I just started up my 66 Lemans for the first time since last fall. The battery light comes on while it idles, which it didn't do before. If I increase the RPM's a little, it will go out. I replaced the external voltage regulator with a solid state one last fall. I have only ran it a couple times since it was replaced with no problem previously. What would cause this to happen?


----------



## BearGFR (Aug 25, 2008)

Check the voltage at the battery with the engine idling. It should be very close to 14.4 volts. If it's lower than 13 or so, suspect either a bad alternator or a bad voltage regulator. If you pull the alternator and take it to one of the big box parts stores, they usually have a machine that can test it for you.


Bear


----------



## Matthew (Feb 11, 2011)

You would not be the first to have a new voltage regulator go bad.
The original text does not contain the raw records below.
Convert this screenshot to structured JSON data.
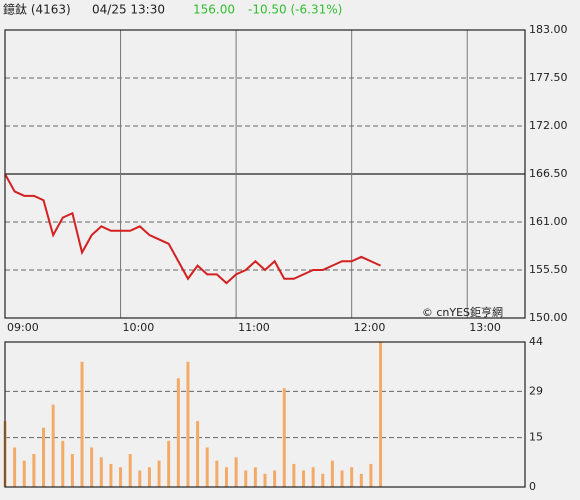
{
  "header": {
    "name": "鐿鈦 (4163)",
    "datetime": "04/25 13:30",
    "price": "156.00",
    "change": "-10.50 (-6.31%)"
  },
  "chart_data": [
    {
      "type": "line",
      "watermark": "© cnYES鉅亨網",
      "color": "#d42020",
      "prev_close": 166.5,
      "xlim": [
        "09:00",
        "13:30"
      ],
      "xticks": [
        "09:00",
        "10:00",
        "11:00",
        "12:00",
        "13:00"
      ],
      "ylim": [
        150,
        183
      ],
      "yticks": [
        {
          "value": 150,
          "label": "150.00"
        },
        {
          "value": 155.5,
          "label": "155.50"
        },
        {
          "value": 161,
          "label": "161.00"
        },
        {
          "value": 166.5,
          "label": "166.50"
        },
        {
          "value": 172,
          "label": "172.00"
        },
        {
          "value": 177.5,
          "label": "177.50"
        },
        {
          "value": 183,
          "label": "183.00"
        }
      ],
      "x": [
        "09:00",
        "09:05",
        "09:10",
        "09:15",
        "09:20",
        "09:25",
        "09:30",
        "09:35",
        "09:40",
        "09:45",
        "09:50",
        "09:55",
        "10:00",
        "10:05",
        "10:10",
        "10:15",
        "10:20",
        "10:25",
        "10:30",
        "10:35",
        "10:40",
        "10:45",
        "10:50",
        "10:55",
        "11:00",
        "11:05",
        "11:10",
        "11:15",
        "11:20",
        "11:25",
        "11:30",
        "11:35",
        "11:40",
        "11:45",
        "11:50",
        "11:55",
        "12:00",
        "12:05",
        "12:10",
        "12:15"
      ],
      "values": [
        166.5,
        164.5,
        164,
        164,
        163.5,
        159.5,
        161.5,
        162,
        157.5,
        159.5,
        160.5,
        160,
        160,
        160,
        160.5,
        159.5,
        159,
        158.5,
        156.5,
        154.5,
        156,
        155,
        155,
        154,
        155,
        155.5,
        156.5,
        155.5,
        156.5,
        154.5,
        154.5,
        155,
        155.5,
        155.5,
        156,
        156.5,
        156.5,
        157,
        156.5,
        156
      ]
    },
    {
      "type": "bar",
      "color": "#f2aa66",
      "xlim": [
        "09:00",
        "13:30"
      ],
      "ylim": [
        0,
        44
      ],
      "yticks": [
        0,
        15,
        29,
        44
      ],
      "x": [
        "09:00",
        "09:05",
        "09:10",
        "09:15",
        "09:20",
        "09:25",
        "09:30",
        "09:35",
        "09:40",
        "09:45",
        "09:50",
        "09:55",
        "10:00",
        "10:05",
        "10:10",
        "10:15",
        "10:20",
        "10:25",
        "10:30",
        "10:35",
        "10:40",
        "10:45",
        "10:50",
        "10:55",
        "11:00",
        "11:05",
        "11:10",
        "11:15",
        "11:20",
        "11:25",
        "11:30",
        "11:35",
        "11:40",
        "11:45",
        "11:50",
        "11:55",
        "12:00",
        "12:05",
        "12:10",
        "12:15"
      ],
      "values": [
        20,
        12,
        8,
        10,
        18,
        25,
        14,
        10,
        38,
        12,
        9,
        7,
        6,
        10,
        5,
        6,
        8,
        14,
        33,
        38,
        20,
        12,
        8,
        6,
        9,
        5,
        6,
        4,
        5,
        30,
        7,
        5,
        6,
        4,
        8,
        5,
        6,
        4,
        7,
        44
      ]
    }
  ]
}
If it is the Duralast VR715, 50% (in my estimation) are bad straight out of the box. Matt


----------



## allpawl66 (May 9, 2008)

Duralast VR715 , never had any troubles with them . Have used a dozen on friends / own cars for years . Good reviews on other sites as well .


----------



## geeteeohguy (Feb 2, 2008)

I have had this happen due to worn brushes in the alternator. If it's an older unit with a lot of wear, anything is possible. What Mr. Bear said...have it tested.


----------



## ChiefPontiac66 (Jul 12, 2012)

I checked the voltage at the battery at idle and it only registered at 12.29 volts. Looks like I'll have to have my alternator tested as Bear suggested. It's an old unit so maybe it's bad. Thanks for your help guys.


----------



## the65gto (Oct 9, 2008)

ChiefPontiac66 said:


> I checked the voltage at the battery at idle and it only registered at 12.29 volts. Looks like I'll have to have my alternator tested as Bear suggested. It's an old unit so maybe it's bad. Thanks for your help guys.


What is the voltage at the rear of the alternator at idle. (Big red wire)


----------



## ChiefPontiac66 (Jul 12, 2012)

Well, it turned out to be the Duralast VR715 I bought. I had gotten a defective one. After the alternator turned out to be fine, I exchanged the defective voltage regulator for a new one. Now the problem is gone. Thanks for all the help guys!


----------



## Matthew (Feb 11, 2011)

Right. You might be going through this again in the next couple months. I would recommend moving away from the Duralast VR715. I got it that Allpawl66 has never had a problem with them, but there are a number of people that have had problems with them. Matt


----------